Now there is no doubt these new IPs will likely retain some tribal loyalty, but as their paychecks regularly flow in from the central government there will likely be a reevaluation of who exactly is able to provide them and their family the most security. The importance of the tribe and clan will never go away, but the strong control may well diminish overtime.

The other part of this that simply makes no sense to me is this – if Maliki and the Shia are the real problems and determined to exercise control over Iraq a la Saddam Hussein, why do they not do the following: Simply order the Shia militias to stand down and do nothing, but particularly not attack Coalition Forces. If the Shia militia violence is the real problem and their control so pervasive then Maliki and the Shia could set the conditions for the US forces to be gone by the end of 2007. If there were four or five months of no real activity the clamor at home to bring US forces would be deafening and there would be no refutation of it.

The Powerline correspondents experience is different from mine and I am not in a position to say he or she has not seen what they write, but it strikes me that their assessment overlays specific experiences over a diverse country and has some counterintuitive reasoning.

Then we have this assessment

The situation on the American side is not much better. The careerists in the Army and DoD have leaned that not taking chances and reporting only good news up the chain are the ways to advance their careers. Just look at General Casey. The army is first and foremost a bureaucracy intent on taking its processes, forms, procedures and top down decision making with it wherever it goes. The Army is not flexible enough or well trained enough to win a counterinsurgency.

There is some truth in this. The Army is one big bureaucracy and at its heart is a large government agency. (As a side note, want to see what National Health Care will look like, just see the Walter Reed Army Medical Center “scandal.”) As an institution it certainly should be a great deal more flexible to win a counter insurgency, however to say we are not well trained enough is simply untrue.

As to organizationally the Armed Forces should be a great deal more nodal or networked, the hierarchy does not create ideal conditions for working in this environment, but we are more than adequately trained. It is really about implementation.

Here in Al Anbar for the longest time the US Armed Forces refused to work with local militias because they had either been insurgents or merely because they were un-official. Last year the decision was made to deal with them and the situation immediately started to improve. Because someone high ranking enough to have some “juice” but low ranking enough to understand the situation on the ground needed this decision. The farther down the chain we push these decisions , the easier it will be.

Do not misunderstand what I am about to write because the Powerline correspondent has some valid points, nonetheless these comments color the writing in my view.

But as someone who has been separated from my wife, friends, and family for 20 months already (with four months to go thanks to the surge) and as service members continue to lose life and limb I feel that I can no longer hold my tongue.

I am familiar with this unit and no doubt there is a morale problem at this point because of their extension, I do not blame them for being irritated at the Army and the war, but that should not substitute for analysis.  I left home in January 2006 and will be home by Christmas 2007, I understand what that separation is like, but to use the time of separation from family as the excuse strikes me as bitterness and not principle. I come by that assessment because of the next comment.

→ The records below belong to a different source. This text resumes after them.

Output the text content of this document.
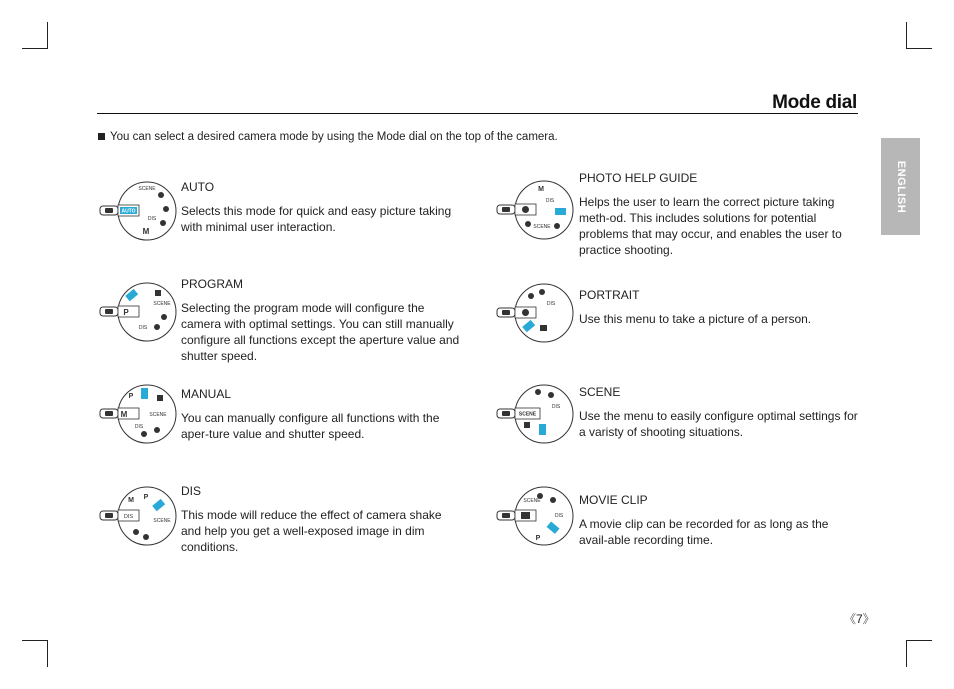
Mode dial
You can select a desired camera mode by using the Mode dial on the top of the camera.
ENGLISH
AUTO
SCENE
DIS
M

AUTO

Selects this mode for quick and easy picture taking with minimal user interaction.

P
SCENE
DIS

PROGRAM

Selecting the program mode will configure the camera with optimal settings. You can still manually configure all functions except the aperture value and shutter speed.

M
P
SCENE
DIS

MANUAL

You can manually configure all functions with the aper-ture value and shutter speed.

DIS
M P
SCENE

DIS

This mode will reduce the effect of camera shake and help you get a well-exposed image in dim conditions.

M
DIS
SCENE

PHOTO HELP GUIDE

Helps the user to learn the correct picture taking meth-od. This includes solutions for potential problems that may occur, and enables the user to practice shooting.

DIS

PORTRAIT

Use this menu to take a picture of a person.

SCENE
DIS

SCENE

Use the menu to easily configure optimal settings for a varisty of shooting situations.

SCENE
DIS
P

MOVIE CLIP

A movie clip can be recorded for as long as the avail-able recording time.

《7》
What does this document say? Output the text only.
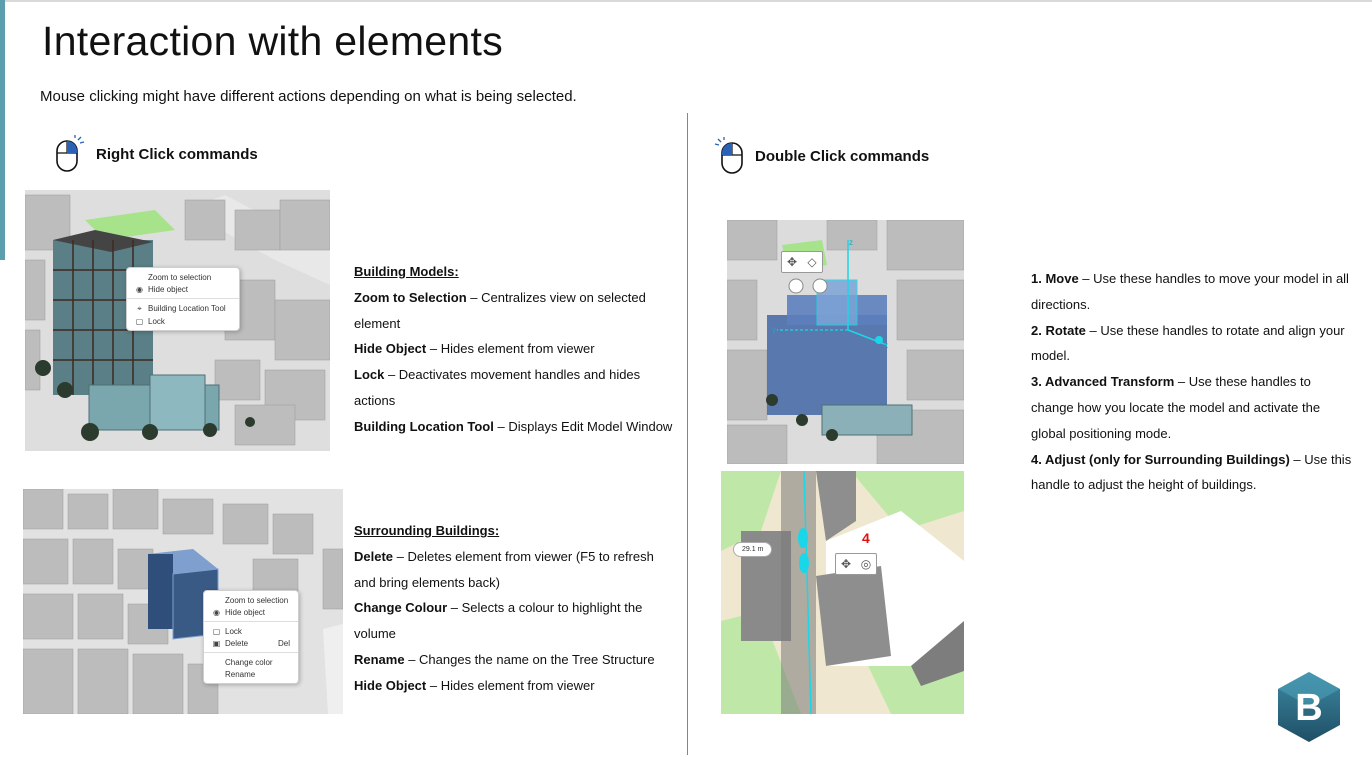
Interaction with elements

Mouse clicking might have different actions depending on what is being selected.

Right Click commands	Double Click commands
Zoom to selection
◉ Hide object
⌖ Building Location Tool
▢ Lock

Building Models:

Zoom to Selection – Centralizes view on selected element

Hide Object – Hides element from viewer

Lock – Deactivates movement handles and hides actions

Building Location Tool – Displays Edit Model Window

Zoom to selection
◉ Hide object
▢ Lock
▣ Delete	Del
Change color
Rename

Surrounding Buildings:

Delete – Deletes element from viewer (F5 to refresh and bring elements back)

Change Colour – Selects a colour to highlight the volume

Rename – Changes the name on the Tree Structure

Hide Object – Hides element from viewer

z
y
x
✥ ◇
29.1 m
4
✥ ◎

1. Move – Use these handles to move your model in all directions.

2. Rotate – Use these handles to rotate and align your model.

3. Advanced Transform – Use these handles to change how you locate the model and activate the global positioning mode.

4. Adjust (only for Surrounding Buildings) – Use this handle to adjust the height of buildings.

B
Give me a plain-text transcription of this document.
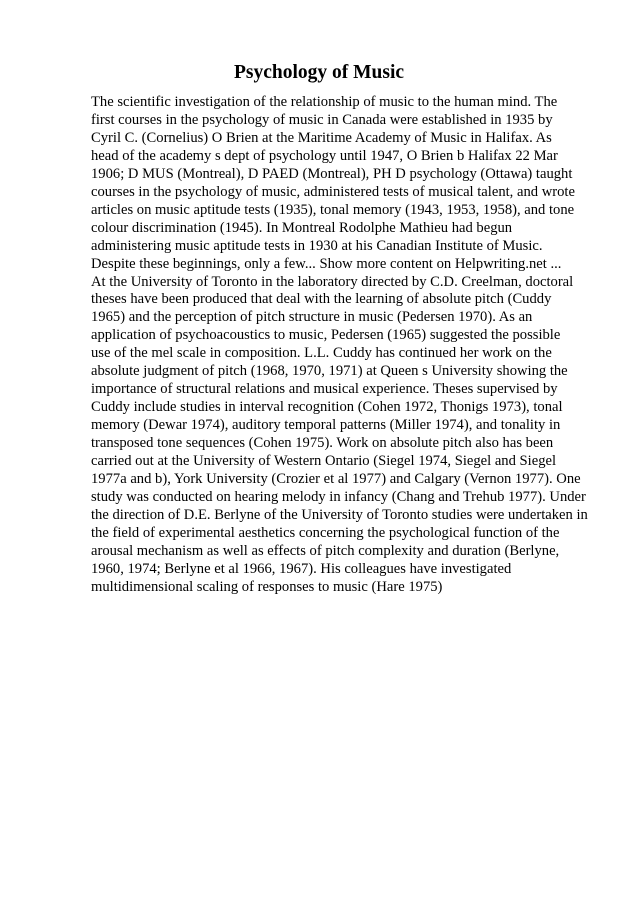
Psychology of Music
The scientific investigation of the relationship of music to the human mind. The
first courses in the psychology of music in Canada were established in 1935 by
Cyril C. (Cornelius) O Brien at the Maritime Academy of Music in Halifax. As
head of the academy s dept of psychology until 1947, O Brien b Halifax 22 Mar
1906; D MUS (Montreal), D PAED (Montreal), PH D psychology (Ottawa) taught
courses in the psychology of music, administered tests of musical talent, and wrote
articles on music aptitude tests (1935), tonal memory (1943, 1953, 1958), and tone
colour discrimination (1945). In Montreal Rodolphe Mathieu had begun
administering music aptitude tests in 1930 at his Canadian Institute of Music.
Despite these beginnings, only a few... Show more content on Helpwriting.net ...
At the University of Toronto in the laboratory directed by C.D. Creelman, doctoral
theses have been produced that deal with the learning of absolute pitch (Cuddy
1965) and the perception of pitch structure in music (Pedersen 1970). As an
application of psychoacoustics to music, Pedersen (1965) suggested the possible
use of the mel scale in composition. L.L. Cuddy has continued her work on the
absolute judgment of pitch (1968, 1970, 1971) at Queen s University showing the
importance of structural relations and musical experience. Theses supervised by
Cuddy include studies in interval recognition (Cohen 1972, Thonigs 1973), tonal
memory (Dewar 1974), auditory temporal patterns (Miller 1974), and tonality in
transposed tone sequences (Cohen 1975). Work on absolute pitch also has been
carried out at the University of Western Ontario (Siegel 1974, Siegel and Siegel
1977a and b), York University (Crozier et al 1977) and Calgary (Vernon 1977). One
study was conducted on hearing melody in infancy (Chang and Trehub 1977). Under
the direction of D.E. Berlyne of the University of Toronto studies were undertaken in
the field of experimental aesthetics concerning the psychological function of the
arousal mechanism as well as effects of pitch complexity and duration (Berlyne,
1960, 1974; Berlyne et al 1966, 1967). His colleagues have investigated
multidimensional scaling of responses to music (Hare 1975)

We have mismanaged Iraq in ways too numerous to list here for four years. In order to succeed on the ground we would have to scrap everything we have done and start over….

We started over with the surge and the appointment of GEN Petraeus.  This falls into the Angry Left’s meme  of  “not  changing course.”  Substantive and real changes have been made in strategy and tactics.  We have seen that here in Al Anbar with engagement of the local Sheiks and militias.  Al Qaeda in Iraq (AQI) is becoming more desperate with every savage attack.  Things are not going to change overnight, but they are changing and they are getting better.